D’un côté, les Etats-Unis prévoient d’envoyer par-delà les nuages leurs premiers « voyageurs de l’espace » dans deux ans.
De l’autre, les premiers touristes galactiques européens pourront accomplir le voyage en 2012.
Que devront faire les nantis désireux d’aller admirer un clair de Terre?
Ils devront s’adresser à l’une des cinq agences de voyage partenaires de Virgin Galactic, firme de tourisme spatial.
Puis ils débourseront 200 000 dollars pour pouvoir s’élever à 110 kilomètres d’altitude pendant environ une heure et demie.
D’autres agences, dont une filiale japonaise, proposent un voyage de 6 jours et 4 nuits en apesanteur, à 100 km d’altitude.
Le prix du billet n’est pas précisé.

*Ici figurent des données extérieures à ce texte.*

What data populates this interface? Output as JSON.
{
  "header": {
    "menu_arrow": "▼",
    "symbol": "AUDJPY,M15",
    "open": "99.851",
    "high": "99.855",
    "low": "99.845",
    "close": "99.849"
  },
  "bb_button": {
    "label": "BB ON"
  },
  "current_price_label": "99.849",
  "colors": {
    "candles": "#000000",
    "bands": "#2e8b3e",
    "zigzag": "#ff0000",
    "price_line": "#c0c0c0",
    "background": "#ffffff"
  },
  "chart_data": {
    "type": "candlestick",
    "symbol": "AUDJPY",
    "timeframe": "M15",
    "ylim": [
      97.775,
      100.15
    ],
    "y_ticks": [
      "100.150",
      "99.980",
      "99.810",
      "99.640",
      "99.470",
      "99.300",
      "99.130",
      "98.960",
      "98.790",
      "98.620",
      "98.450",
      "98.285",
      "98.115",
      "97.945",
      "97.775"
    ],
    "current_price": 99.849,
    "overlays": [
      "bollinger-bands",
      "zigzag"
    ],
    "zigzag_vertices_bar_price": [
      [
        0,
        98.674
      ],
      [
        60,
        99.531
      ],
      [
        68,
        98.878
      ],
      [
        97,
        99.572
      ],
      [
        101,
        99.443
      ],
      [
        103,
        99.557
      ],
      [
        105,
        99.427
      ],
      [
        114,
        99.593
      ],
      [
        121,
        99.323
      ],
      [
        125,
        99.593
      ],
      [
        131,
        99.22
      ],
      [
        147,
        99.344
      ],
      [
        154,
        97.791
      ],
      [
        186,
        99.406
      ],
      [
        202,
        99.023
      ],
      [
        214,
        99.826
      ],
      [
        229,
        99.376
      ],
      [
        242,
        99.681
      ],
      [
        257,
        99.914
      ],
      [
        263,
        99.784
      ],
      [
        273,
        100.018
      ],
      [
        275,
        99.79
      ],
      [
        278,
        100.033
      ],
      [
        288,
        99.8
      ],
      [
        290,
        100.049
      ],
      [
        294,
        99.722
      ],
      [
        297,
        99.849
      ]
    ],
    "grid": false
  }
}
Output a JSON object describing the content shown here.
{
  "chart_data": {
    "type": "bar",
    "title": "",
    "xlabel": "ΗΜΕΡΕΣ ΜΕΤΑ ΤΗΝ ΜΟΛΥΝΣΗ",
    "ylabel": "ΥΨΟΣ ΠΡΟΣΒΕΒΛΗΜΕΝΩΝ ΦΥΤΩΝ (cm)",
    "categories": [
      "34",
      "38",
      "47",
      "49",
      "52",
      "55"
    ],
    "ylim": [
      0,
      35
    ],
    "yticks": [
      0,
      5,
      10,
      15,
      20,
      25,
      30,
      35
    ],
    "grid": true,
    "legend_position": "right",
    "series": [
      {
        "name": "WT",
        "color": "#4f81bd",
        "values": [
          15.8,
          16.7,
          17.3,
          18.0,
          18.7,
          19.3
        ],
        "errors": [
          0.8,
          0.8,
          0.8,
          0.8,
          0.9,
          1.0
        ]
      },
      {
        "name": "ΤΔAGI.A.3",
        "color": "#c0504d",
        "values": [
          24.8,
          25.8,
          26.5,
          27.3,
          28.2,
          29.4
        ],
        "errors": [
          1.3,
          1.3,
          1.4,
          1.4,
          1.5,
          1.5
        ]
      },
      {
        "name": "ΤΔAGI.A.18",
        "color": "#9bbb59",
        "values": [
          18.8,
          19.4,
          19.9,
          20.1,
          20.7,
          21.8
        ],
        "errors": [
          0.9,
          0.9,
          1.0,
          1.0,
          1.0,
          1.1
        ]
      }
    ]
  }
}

Dommage, ça fait un joli petit Noël.
Et comme, lorsqu’il s’agit de réaliser de juteuses affaires, l’imagination de certains est débordante, la société Celesis s’est, elle, spécialisée dans les funérailles spatiales.
Les cendres de 150 défunts ont déjà été déversées dans l’univers.
Alors que, sur notre bonne vieille Terre, les discours sont de plus en plus alarmants, nous pressant de lutter contre la pollution qui abîme notre planète, alors que l’on nous conseille de préférer le train à l’avion, de laisser les voitures au garage dès que possible, d’autres humains développent donc une manière de dépenser un argent fou et une énergie colossale uniquement pour qu’une poignée de riches capricieux puissent s’offrir des sensations fortes.
Je n’ose même pas penser au discours de ceux qui en reviennent.
Jusqu’ici, nous avions droit à ceux qui ont « fait » l’Australie, la Thaïlande, l’Egypte etc… et qui le racontent à qui veut l’entendre sans réaliser que, dans leur public choisi, certains ne pourront peut-être jamais dépasser les frontières de leur région, faute de moyens.
Maintenant, il faudra donc endurer les récits des richissimes voyageurs de l’Espace.
J’avais rencontré et écouté Claude Nicollier, merveilleux astronaute suisse, qui a navigué dans l’espace dans le cadre, lui, de son travail,
Cet homme modeste, érudit et passionnant, avait un discours à la fois scientifique et humain.
Son aventure, il en parlait avec des mots qui la rendaient exceptionnelle.
Elle avait un sens, était utilisée pour la recherche, l’avancement de la sciences.
Ces touristes, eux, qu’apporteront-ils, si ce n’est une pollution indécente et un gaspillage d’argent destiné uniquement à leur permettre de voir la Terre depuis en haut?
Outre le côté indécent de la chose, je crois profondément que certains domaines doivent restés inaccessibles.
Claude Nicollier et ses collègues ont étudié, travaillé des années pour se préparer à la conquête spatiale.
Ce sont tous des gens bardés de diplômes, pointus dans leurs domaines.
Ces « touristes » nouveau genre, eux, se contentent d’être riches et d’en profiter.
Ceux qui sont déjà partis (parce que cela se fait déjà depuis 2002!) expliquent qu’ils ont voulu réaliser un rêve.
Un rêve…
Certains n’ont d’autres rêves que de pouvoir manger tous les jours et d’avoir un toit pour la nuit.
Alors le rêve d’aller dans l’espace… oui, à mes yeux, c’est une obscénité.
Ah tiens, j’oubliais.
Comme les vols vont se multiplier, mathématiquement parlant, les accidents augmenteront eux-aussi.
Ce qui sera du pain béni pour les journaux télévisés et autres, qui détailleront longuement ce type de « catastrophes ».
Pardon d’avance: à la première navette touristique qui ne reviendra pas, je n’aurai pas le coeur brisé.
Même si les explosions de Challenger ou de Columbia m’avaient peinée, elles…
Parce que, encore une fois, celles et ceux qui étaient à bord ne s’y trouvaient pas par caprice.